De Kabul y el silencio
El presidente Biden dispuso retirar las tropas norteamericanas de Afganistán. Invocó motivos parecidos a los del aislacionismo político de los EEUU de principios del siglo XX, antes de Woodrow Wilson. La milicia talibana le ganó a la coalición yanqui-europea y asumió el poder.
Nos quedará indeleble la imagen del aeropuerto de Kabul con ese carguero militar estadounidense asaltado por más de seiscientos pasajeros. Todos vimos a racimos de hombres encaramados en sus alas, que cuando la nave empezó a carretear cayeron como moscas a la pista, repleta de desesperados por huir del entrante poder talibán. Ahora sabemos de la grandeza del Comandante y la tripulación, que asumieron una travesía en tragedia, sin bajar a nadie que hubiera conseguido apiñarse peor que ganado.
Había razones para la desesperación. Apenas cuatro días después de ese lunes fatídico, ya vamos en detenciones masivas, periodistas asesinados o presos, muchachas expulsadas de la educación. Todo indica que se está ante una segunda vuelta de lo ya conocido. Entre 1996 y 2001, hubo un gobierno talibán y se aprendió que en él, dada su visión de la sharia o ley islámica, no hay espacio para el pensar libre y la mujer tiene prohibido estudiar, trabajar, salir sola y mostrar el rostro, porque la religión y el Estado se sueldan en una unidad totalitaria que ahoga y aniquila a las personas.
Los EEUU desembarcaron en Afganistán por pragmáticos y por pragmatismo se van. Los talibanes se entronizaron antes por fanáticos y por fanatismo regresan ahora. El resultado es un pueblo viviendo el horror propio del Infierno de Dante, que miramos momento a momento en los plasmas de todo el mundo.
¿Darnos por conformes con cruzarnos de brazos, como espectadores inertes ante una tragedia lejana y ajena? ¿Resignarnos sin reflexionar, en nuestro contexto vaciado de sentimientos y pobre en indignaciones? ¡De ninguna manera!
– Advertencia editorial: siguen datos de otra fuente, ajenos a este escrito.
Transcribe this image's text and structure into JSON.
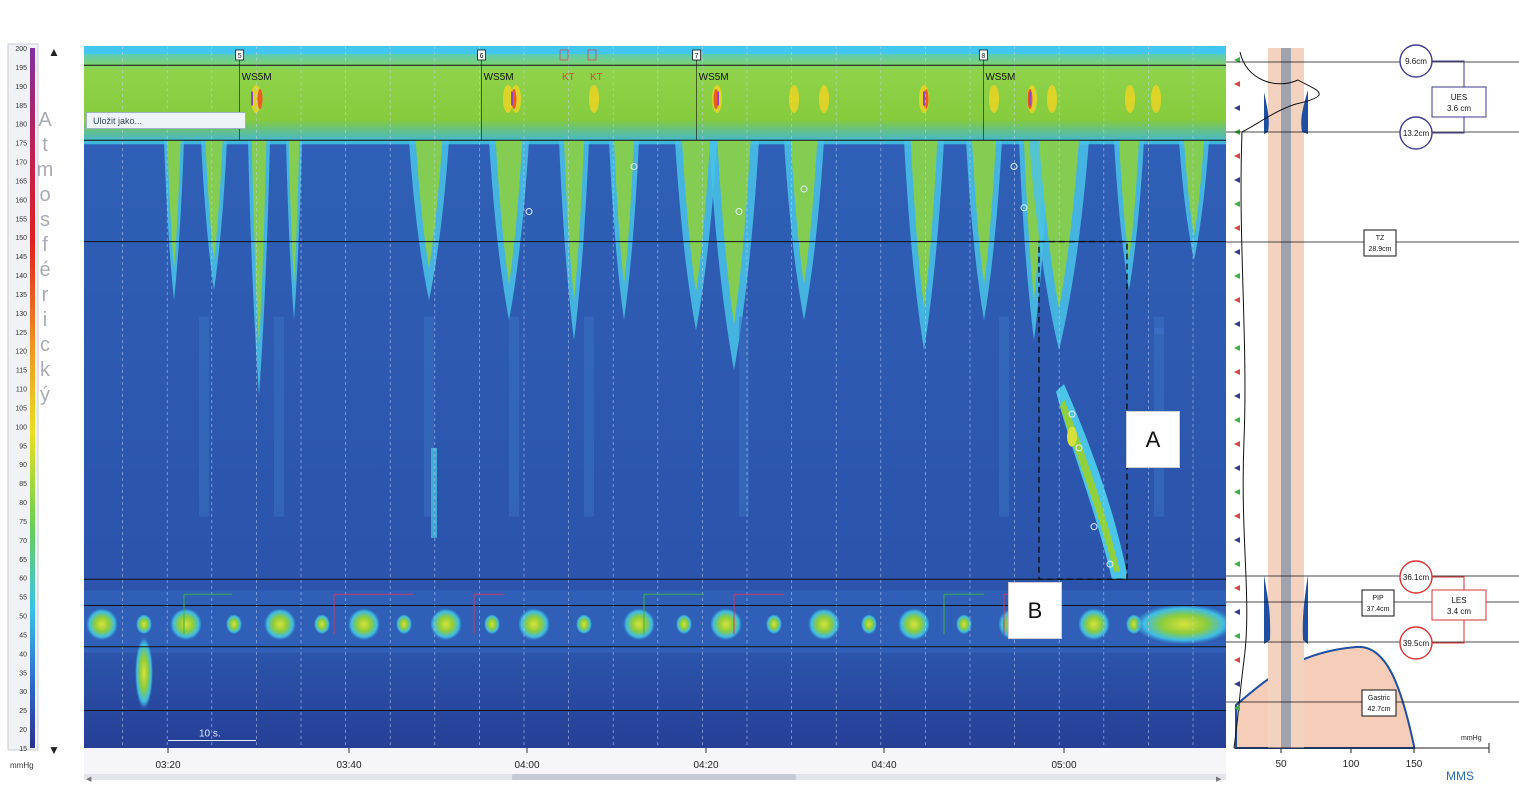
{
  "colorbar": {
    "labels": [
      "200",
      "195",
      "190",
      "185",
      "180",
      "175",
      "170",
      "165",
      "160",
      "155",
      "150",
      "145",
      "140",
      "135",
      "130",
      "125",
      "120",
      "115",
      "110",
      "105",
      "100",
      "95",
      "90",
      "85",
      "80",
      "75",
      "70",
      "65",
      "60",
      "55",
      "50",
      "45",
      "40",
      "35",
      "30",
      "25",
      "20",
      "15"
    ],
    "unit": "mmHg",
    "vertical_text": "Atmosférický",
    "colors": [
      "#2b2f8f",
      "#2f6fd0",
      "#37c4e8",
      "#6ccf50",
      "#e8e020",
      "#f09020",
      "#e02020",
      "#c02050",
      "#8030a0"
    ]
  },
  "toolbar": {
    "save_as_label": "Uložit jako..."
  },
  "chart_data": {
    "type": "heatmap",
    "title": "",
    "xlabel": "",
    "ylabel": "mmHg",
    "ylim": [
      15,
      200
    ],
    "x_ticks": [
      "03:20",
      "03:40",
      "04:00",
      "04:20",
      "04:40",
      "05:00"
    ],
    "scale_bar": "10 s.",
    "swallow_markers": [
      {
        "number": "5",
        "label": "WS5M",
        "time": "03:28"
      },
      {
        "number": "6",
        "label": "WS5M",
        "time": "03:55"
      },
      {
        "number": "7",
        "label": "WS5M",
        "time": "04:19"
      },
      {
        "number": "8",
        "label": "WS5M",
        "time": "04:51"
      }
    ],
    "event_labels": [
      "KT",
      "KT"
    ],
    "horizontal_lines_mmHg": [
      197,
      177,
      150,
      60,
      53,
      42,
      25
    ],
    "regions": [
      {
        "label": "A",
        "description_from_image": "dashed box region"
      },
      {
        "label": "B",
        "description_from_image": "LES region"
      }
    ]
  },
  "side_panel": {
    "markers": [
      {
        "value": "9.6cm",
        "color": "#3a3a8a"
      },
      {
        "value": "13.2cm",
        "color": "#3a3a8a"
      },
      {
        "value": "36.1cm",
        "color": "#d83030"
      },
      {
        "value": "39.5cm",
        "color": "#d83030"
      }
    ],
    "ues": {
      "name": "UES",
      "value": "3.6 cm",
      "color": "#3a3a8a"
    },
    "les": {
      "name": "LES",
      "value": "3.4 cm",
      "color": "#d83030"
    },
    "tz": {
      "name": "TZ",
      "value": "28.9cm"
    },
    "pip": {
      "name": "PIP",
      "value": "37.4cm"
    },
    "gastric": {
      "name": "Gastric",
      "value": "42.7cm"
    },
    "unit": "mmHg",
    "x_ticks": [
      "50",
      "50",
      "100",
      "150"
    ],
    "logo": "MMS"
  },
  "callouts": {
    "a": "A",
    "b": "B"
  }
}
El 10 de diciembre de 1948 los pueblos de la ONU votaron la Declaración Universal de los Derechos Humanos. En ella, los gobiernos afirmaron que hay grandes mínimos en los que la humanidad entera debe coincidir por encima de fronteras, tradiciones, doctrinas y regímenes. Todos supimos siempre que desde el racismo estadounidense a las miserias africanas y el totalitarismo de Stalin, hubo regímenes que votaron la Declaración contradiciendo su realidad. Pero el histórico documento puso en vigencia una medida universal de lo humano, que el Uruguay recibió como un triunfo conceptual del modo de vida
Hay grandes mínimos en los que la humanidad entera debe coincidir por encima de fronteras.
que elegimos desde las entrañas de la Constitución.
Por eso, ver hoy como vuelve a enseñorearse la guerra talibana contra al disidente religioso, contra la mujer y contra la libertad, debe impelernos a gritar nuestro asco, aun cuando resuene en la oquedad de un silencio que es indiferencia y una indiferencia que es desamor al prójimo.
Los hechos de Kabul deben vivificarnos nuestro eterno aguijón republicano de fraternidad laica. Deben llamarnos a entender el Derecho desde el dolor de las personas y no desde los formularios que las reducen y las ignoran. Y sobre todo, deben volver a convencernos de que el hombre tiene una esencia universal que no debe traicionarse, no solo en los suicidas del aeropuerto de Kabul sino en los de nuestra comarca.
Al fin de cuentas, las atrocidades lejanas deben despabilarnos para combatir las que insidiosamente se nos colaron en la decadencia cultural que sufrimos. Matan sin aeropuerto. Pero ¡vaya si matan!